L’outil peut être très dangereux, car il est très subjectif. Le commentaire laissé ne tient pas toujours compte du contexte. Au bout du compte, comme entraîneur, tu fais du mieux que tu peux, rester soi-même et réfléchir à la façon dont tu communiques avec tes joueurs. Le but est de les pousser, avec les meilleures intentions, pour les amener à un autre niveau.

L'entraîneur-chef du club midget AAA des Hounds de Notre Dame, Devan Praught, a quant à lui obtenu une note parfaite. Un joueur a même laissé un commentaire, le décrivant comme un « passionné qui traite tous ses joueurs avec respect, tout en les tenant responsables de leurs actions. Il fait tout pour s'assurer que son équipe a tous les outils pour réussir. »

Je ne connaissais même pas cette application! Je suis un entraîneur exigeant envers mes joueurs, mais je les adore. Je développe des relations avec eux et je veux qu'ils réussissent au hockey et dans la vie.

Devan Praught en entrevue à Radio-Canada.

Devan Praught en est à sa sixième saison à la barre des Hounds.

Photo : Radio-Canada

Un agent est quant à lui évalué sur la performance, la communication et la fiabilité.

Depuis maintenant 13 ans, Marc Lavigne est agent pour la firme RSG Hockey. Il parcourt l’Est du Canada, le Nord des États-Unis et même l’Europe à la recherche des meilleurs talents. Des parents, des joueurs, des entraîneurs, il en rencontre à la tonne.

Il est, pour l’instant, coté à 9,6 sur 10. Je suis content. Je fais mon travail parce que je suis un passionné. Je dévoue un peu ma vie pour mes joueurs. Je veux aller jusqu’au bout avec eux. Je sais aussi que je dois être honnête et leur donner l’heure juste.

Malgré les bons mots et la bonne publicité à son égard, Marc Lavigne a certaines réticences avant de faire l’éloge de cette application. J’espère seulement que ce sera bien utilisé, que les gens ne se servent pas de cela pour les mauvaises raisons.

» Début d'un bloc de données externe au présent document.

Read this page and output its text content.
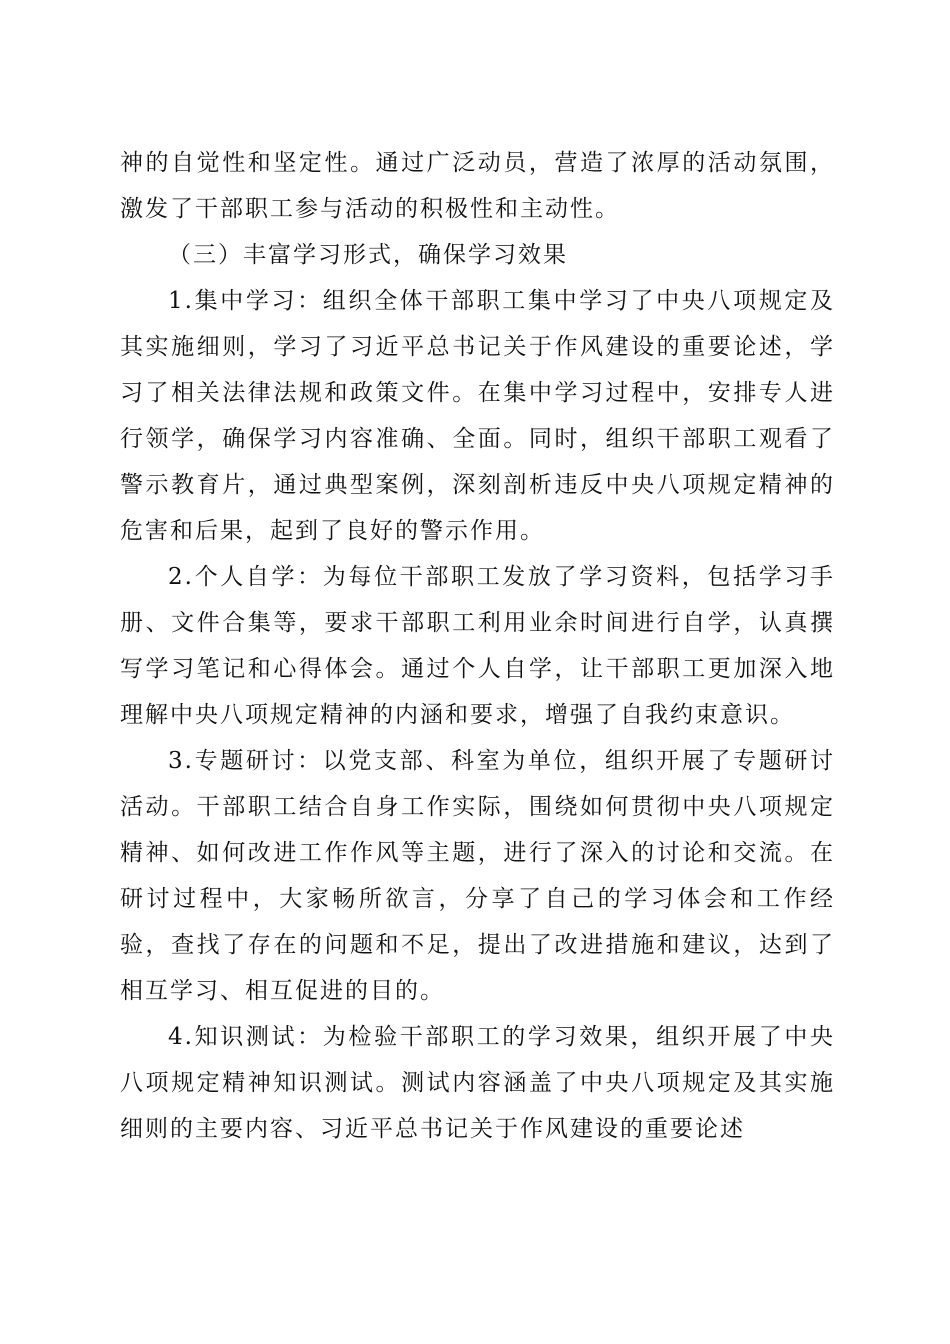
神的自觉性和坚定性。通过广泛动员，营造了浓厚的活动氛围，激发了干部职工参与活动的积极性和主动性。

（三）丰富学习形式，确保学习效果

1.集中学习：组织全体干部职工集中学习了中央八项规定及其实施细则，学习了习近平总书记关于作风建设的重要论述，学习了相关法律法规和政策文件。在集中学习过程中，安排专人进行领学，确保学习内容准确、全面。同时，组织干部职工观看了警示教育片，通过典型案例，深刻剖析违反中央八项规定精神的危害和后果，起到了良好的警示作用。

2.个人自学：为每位干部职工发放了学习资料，包括学习手册、文件合集等，要求干部职工利用业余时间进行自学，认真撰写学习笔记和心得体会。通过个人自学，让干部职工更加深入地理解中央八项规定精神的内涵和要求，增强了自我约束意识。

3.专题研讨：以党支部、科室为单位，组织开展了专题研讨活动。干部职工结合自身工作实际，围绕如何贯彻中央八项规定精神、如何改进工作作风等主题，进行了深入的讨论和交流。在研讨过程中，大家畅所欲言，分享了自己的学习体会和工作经验，查找了存在的问题和不足，提出了改进措施和建议，达到了相互学习、相互促进的目的。

4.知识测试：为检验干部职工的学习效果，组织开展了中央八项规定精神知识测试。测试内容涵盖了中央八项规定及其实施细则的主要内容、习近平总书记关于作风建设的重要论述
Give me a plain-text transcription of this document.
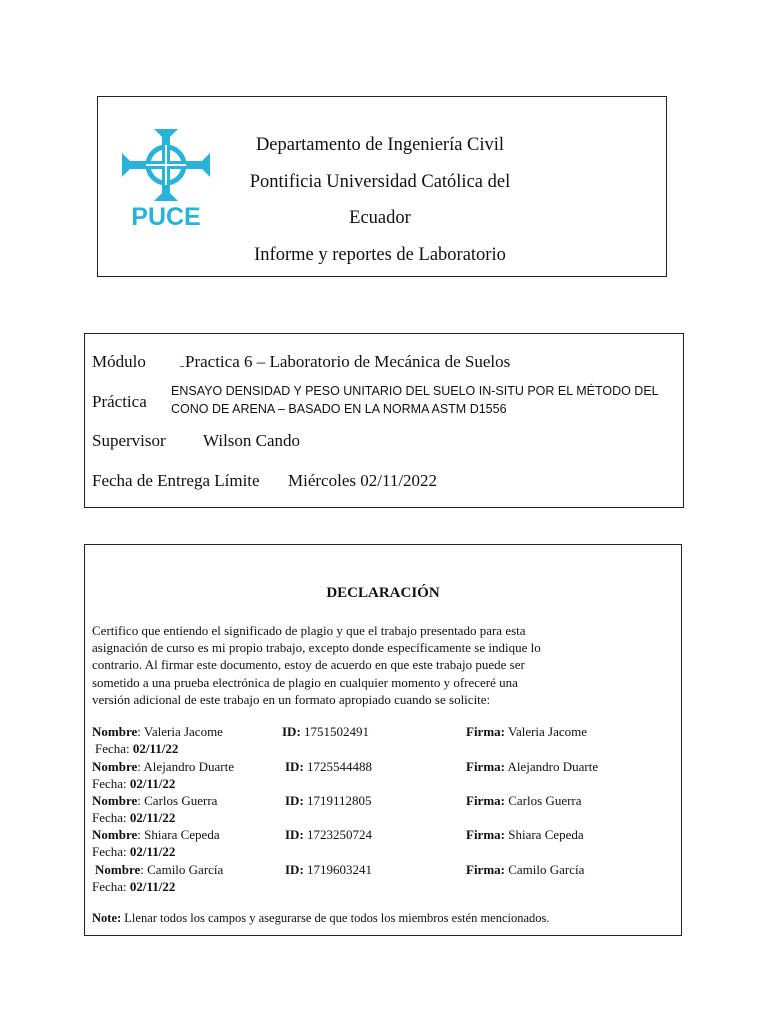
PUCE
Departamento de Ingeniería Civil
Pontificia Universidad Católica del
Ecuador
Informe y reportes de Laboratorio
Módulo Practica 6 – Laboratorio de Mecánica de Suelos
Práctica
ENSAYO DENSIDAD Y PESO UNITARIO DEL SUELO IN-SITU POR EL MÉTODO DEL
CONO DE ARENA – BASADO EN LA NORMA ASTM D1556
Supervisor Wilson Cando
Fecha de Entrega Límite Miércoles 02/11/2022
DECLARACIÓN
Certifico que entiendo el significado de plagio y que el trabajo presentado para esta
asignación de curso es mi propio trabajo, excepto donde específicamente se indique lo
contrario. Al firmar este documento, estoy de acuerdo en que este trabajo puede ser
sometido a una prueba electrónica de plagio en cualquier momento y ofreceré una
versión adicional de este trabajo en un formato apropiado cuando se solicite:
Nombre: Valeria Jacome	ID: 1751502491	Firma: Valeria Jacome
Fecha: 02/11/22
Nombre: Alejandro Duarte	ID: 1725544488	Firma: Alejandro Duarte
Fecha: 02/11/22
Nombre: Carlos Guerra	ID: 1719112805	Firma: Carlos Guerra
Fecha: 02/11/22
Nombre: Shiara Cepeda	ID: 1723250724	Firma: Shiara Cepeda
Fecha: 02/11/22
Nombre: Camilo García	ID: 1719603241	Firma: Camilo García
Fecha: 02/11/22
Note: Llenar todos los campos y asegurarse de que todos los miembros estén mencionados.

Néanmoins, le conseil qu’il donne toujours à ses protégés qui leur rapportent une situation, voire un conflit avec un entraîneur, ne changera pas. Il suggère de régler cela directement en communiquant avec l’individu concerné ou par l'entremise d'une tierce personne, plutôt que d’utiliser son téléphone cellulaire.

Téléphone montrant la note de 9,6 sur 10 attribuée à Marc Lavigne.

L'agent Marc Lavigne, de la firme RSG Hockey, souhaite que l'application soit utilisée pour les bonnes raisons.